I watched her work, admiring the sureness of her hand, competence radiating from her. She was confident, so certain, completely capable. Penny could take over the world if she wanted to. She could take me over.
She kind of already had.
I looked over the shop and realized I’d met all the important people in her life — her family. I was in her chair as a customer, but it was more than that. There was an intimacy to the act and intimacy to her bringing me to the place that meant so much to her. Not that she’d made a big deal about it, but I knew by how she talked about everyone I’d met that they were her people. And that filled me with hope and pleasure at the connection to her.
Of course, that connection scared me too. Because I knew deep down that I didn’t have as much control as I’d thought I did over the situation. Every single day, she’d marked me in more ways than one, and I couldn’t turn back any more from my heart than I could from the needle in her hand.
“So, Bodie,” Ramona started from the wall of Penny’s booth.
When I glanced over, she was leaning on the wall from the other side, next to Veronica. They were both smiling unabashedly, their eyes never quite reaching mine — they were too busy scanning my chest.
“What is it you do again?” Ramona asked.
“I’m a software engineer. My buddies and I are working on a video game.”
They nodded their appreciation.
“What kind of game?” Veronica leaned in, shoulder to shoulder with Ramona.
“It’s an open world role-playing game. Steampunk, story-driven.”
Their faces were blank.
“Ah, like … think Victorian era, airships, like blimps. Treasure hunting, like Indiana Jones meets Han Solo but British.”
They lit up at that, including Penny, and I found myself feeling pleased.
“What’s it called?” Ramona asked.
“Nighthawk. It’s the name of the ship.”
Penny bounced a little in her seat. “Oh my God, that makes me want to draw stuff. This is seriously genius, Bodie. Who’s doing your artwork?”
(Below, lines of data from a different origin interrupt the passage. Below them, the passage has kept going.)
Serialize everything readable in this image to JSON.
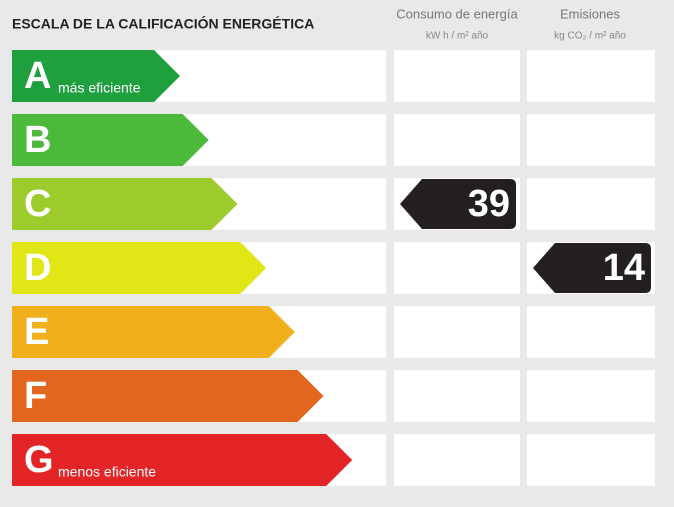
{
  "title": "ESCALA DE LA CALIFICACIÓN ENERGÉTICA",
  "columns": [
    {
      "title": "Consumo de energía",
      "unit": "kW h / m² año"
    },
    {
      "title": "Emisiones",
      "unit": "kg CO₂ / m² año"
    }
  ],
  "ratings": [
    {
      "letter": "A",
      "note": "más eficiente",
      "color": "#1fa03f"
    },
    {
      "letter": "B",
      "color": "#4cb93a"
    },
    {
      "letter": "C",
      "color": "#9ccb2b"
    },
    {
      "letter": "D",
      "color": "#e1e616"
    },
    {
      "letter": "E",
      "color": "#efb01b"
    },
    {
      "letter": "F",
      "color": "#e3661f"
    },
    {
      "letter": "G",
      "note": "menos eficiente",
      "color": "#e42527"
    }
  ],
  "consumption": {
    "rating": "C",
    "value": 39
  },
  "emissions": {
    "rating": "D",
    "value": 14
  }
}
“Jude. He’s a graphic artist and handles all of our 3D renderings. Phil and I are the code jockeys. Jude is the art.”
Penny waggled her brows at Veronica, who rolled her eyes.
“So how does that work?” Ramona asked. “Like, what do you do with it when it’s done?”
I took a breath and let it out as Penny carved a line in my skin and wiped it with a paper towel. “The first real step is to get a gameplay demo ready so we can pitch it to a big developer. The idea is that they pay us for the concept and bring us on as part of the development team. But we’ve been working on the demo for seven years,” I said with a laugh.
“Man, that’s intense,” Penny said as she dipped her needle in the ink and got back to work.
“It’s moving a lot faster now that we’ve been working on it full-time, but yeah. It’s been a long time coming. I mean, we came up with the idea in junior high and have been working toward this ever since. Phil’s focused on our outreach, networking through college and career buddies to see if we can get a meeting. There’s this one development company that’s at the top of the list. If we can get in with them, it’s a guarantee that the game would be everything we could possibly dream of. They’ve got the chops and the cash to throw at it.”
“What’s the company called?” Veronica asked.
“Avalanche,” I said, unable to keep the excitement out of my voice. “The games they produce are off the charts. But that’s the pie-in-the-sky kind of dream. We’ll probably get it picked up by a smaller company — I just hope they’ll let us do the work to make it what we want.”
Another gigantic hairy dude walked out of the hallway and into the shop, eyeing me in the chair, then he smirked at Ramona. He slapped her on the ass, and she yelped, laughing when she saw him.
“Hey, Shep,” Penny chirped. “This is Bodie. Bodie, this is Shep, Ramona’s fiancé and Joel’s brother.”
I jerked a chin at him in greeting. “How’s it going?”
“Not too bad,” Shep said, every word loaded, “other than the fact that my future wife is salivating over Penny’s guy.”
Everyone laughed but me. I was a hundred and ten percent sure that he could wreck my face without breaking a sweat.
“Come on, girls,” Shep said. “Leave Penny alone so she can do her job without an audience.”
They grumbled about it, but he effectively shooed them off, leaving Penny and me as alone as we could be in a tattoo parlor full of people.